La ferroélectricité induite par un ordre de spins non colinéaire et couplée au champ magnétique apparait dans plusieurs composés orthorhombiques de structure perovskite RMnO3 (R = Gd, Tb, Dy, Eu1−xYx) (Kimura et al., 2005) ainsi que dans MnWO4 (Taniguchi et al., 2006), dans le spinel CoCr2O4 (Yamasaki et al., 2006) et dans Ni3V2O8 (Lawes et al., 2005). La plupart des théories développées attribuent l’origine de cette ferroélectricité à une interaction de Dzyaloshinskii-Moriya inversée (voir 3.2.1). Dans les ferroélectriques displacifs conventionnels, la polarisation électrique est créée par le déplacement des ions positifs par rapport aux ions négatifs et cette transition de phase est généralement accompagnée par l’existence d’un phonon mou (cf 2.2.3) dont la fréquence diminue à l’approche de la transition. Cependant, des mesures de diffusion de neutron inélastique (Kajimoto et al., 2009) n’ont détecté aucun accident dans la fréquence des phonons polarisés suivant c (direction de la polarisation spontanée) en dessous de 400 cm−1 . Les mesures de réflectivité infrarouge (Schmidt et al., 2009) ne montrent pas non plus d’accident dans le spectre de phonons polarisés parallèlement à c. Cette absence d’accident dans le spectre de phonons, ainsi que la faible divergence de la constante diélectrique (figure 3.1) indiquent que la ferroélectricité dans TbMnO3, MnWO4 et autres multiferroïques non colinéaires est une ferroélectricité impropre dans laquelle le paramètre d’ordre primaire est relié à l’ordre magnétique.

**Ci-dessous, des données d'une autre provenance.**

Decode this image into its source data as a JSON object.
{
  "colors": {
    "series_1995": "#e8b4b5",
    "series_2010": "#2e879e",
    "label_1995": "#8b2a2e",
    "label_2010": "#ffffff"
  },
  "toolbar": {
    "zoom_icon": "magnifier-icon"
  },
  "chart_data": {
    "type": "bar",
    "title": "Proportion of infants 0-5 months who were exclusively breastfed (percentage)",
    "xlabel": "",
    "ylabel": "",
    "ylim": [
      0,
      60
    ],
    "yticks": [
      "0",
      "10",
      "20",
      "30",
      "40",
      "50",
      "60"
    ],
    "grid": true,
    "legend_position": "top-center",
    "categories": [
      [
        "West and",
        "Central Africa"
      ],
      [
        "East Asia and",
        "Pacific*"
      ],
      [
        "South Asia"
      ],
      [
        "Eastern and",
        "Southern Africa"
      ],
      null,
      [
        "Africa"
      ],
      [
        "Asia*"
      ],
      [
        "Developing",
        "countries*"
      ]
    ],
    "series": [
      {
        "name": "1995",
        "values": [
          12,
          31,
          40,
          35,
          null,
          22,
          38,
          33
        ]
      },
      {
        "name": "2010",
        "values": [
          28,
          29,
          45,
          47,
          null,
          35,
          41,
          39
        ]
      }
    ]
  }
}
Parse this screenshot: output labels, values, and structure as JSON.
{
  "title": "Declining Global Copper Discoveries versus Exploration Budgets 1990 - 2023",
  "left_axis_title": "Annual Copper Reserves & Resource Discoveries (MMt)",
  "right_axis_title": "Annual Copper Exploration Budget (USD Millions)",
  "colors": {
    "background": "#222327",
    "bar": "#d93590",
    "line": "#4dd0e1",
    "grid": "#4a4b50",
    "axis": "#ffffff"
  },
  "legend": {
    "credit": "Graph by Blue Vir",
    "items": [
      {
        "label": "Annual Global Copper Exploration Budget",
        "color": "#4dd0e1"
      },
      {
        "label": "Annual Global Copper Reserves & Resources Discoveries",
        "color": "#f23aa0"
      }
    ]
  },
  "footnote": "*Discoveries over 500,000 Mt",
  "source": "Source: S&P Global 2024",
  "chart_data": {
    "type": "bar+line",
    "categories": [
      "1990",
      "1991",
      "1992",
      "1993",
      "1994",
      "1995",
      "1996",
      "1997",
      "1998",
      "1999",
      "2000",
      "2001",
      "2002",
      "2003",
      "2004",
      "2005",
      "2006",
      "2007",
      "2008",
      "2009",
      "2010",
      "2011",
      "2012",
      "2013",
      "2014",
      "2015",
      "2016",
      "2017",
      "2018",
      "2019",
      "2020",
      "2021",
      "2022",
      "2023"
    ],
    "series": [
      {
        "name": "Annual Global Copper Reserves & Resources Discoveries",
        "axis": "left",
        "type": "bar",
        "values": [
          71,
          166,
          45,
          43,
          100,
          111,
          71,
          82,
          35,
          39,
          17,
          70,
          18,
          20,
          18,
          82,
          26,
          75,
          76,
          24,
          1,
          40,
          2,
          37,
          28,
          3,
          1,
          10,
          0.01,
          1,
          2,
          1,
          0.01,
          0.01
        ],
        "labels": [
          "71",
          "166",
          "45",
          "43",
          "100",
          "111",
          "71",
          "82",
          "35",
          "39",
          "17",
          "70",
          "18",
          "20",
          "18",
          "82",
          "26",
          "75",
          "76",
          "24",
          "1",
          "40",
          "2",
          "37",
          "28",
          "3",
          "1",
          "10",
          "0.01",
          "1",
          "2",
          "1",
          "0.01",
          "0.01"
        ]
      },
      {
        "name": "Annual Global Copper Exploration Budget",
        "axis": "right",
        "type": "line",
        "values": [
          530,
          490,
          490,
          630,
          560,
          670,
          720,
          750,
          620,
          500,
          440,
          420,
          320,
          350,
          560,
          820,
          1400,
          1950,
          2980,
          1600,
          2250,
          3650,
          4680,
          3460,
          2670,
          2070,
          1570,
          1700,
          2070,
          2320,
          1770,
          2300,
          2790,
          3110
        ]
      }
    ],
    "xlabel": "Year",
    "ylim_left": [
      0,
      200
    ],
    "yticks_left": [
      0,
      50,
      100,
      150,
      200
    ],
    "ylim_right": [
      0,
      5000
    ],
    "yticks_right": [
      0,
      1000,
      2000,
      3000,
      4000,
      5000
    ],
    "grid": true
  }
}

La valeur de la polarisation électrique de TbMnO3 (∼ 700 µC/m2 ) impliquerait un déplacement des atomes d’oxygène d’au moins 6 × 10−4 Å hors de leur position d’équilibre dans la phase paraélectrique. Des mesures d’EXAFS (Bridges et al., 2007) ont seulement pu montrer que le déplacement de n’importe quel atome de TbMnO3 à la transition ferroélectrique est inférieur à 0.005 Å. Si la polarisation ferroélectrique de TbMnO3 est d’origine ionique, les techniques expérimentales actuelles sont encore loin de pouvoir caractériser les déplacements atomiques associés. De plus, on ne peut pas exclure que la polarisation électrique de TbMnO3 ait – au moins en partie – une origine électronique, c’est à dire qu’elle n’est plus engendrée par un déplacement des ions positifs par rapport aux ions négatifs, mais par une polarisation des orbitales atomiques. Dans ces conditions, les déplacements atomiques associés à l’apparition de la polarisation électrique pourraient être inférieurs à 10−4Å.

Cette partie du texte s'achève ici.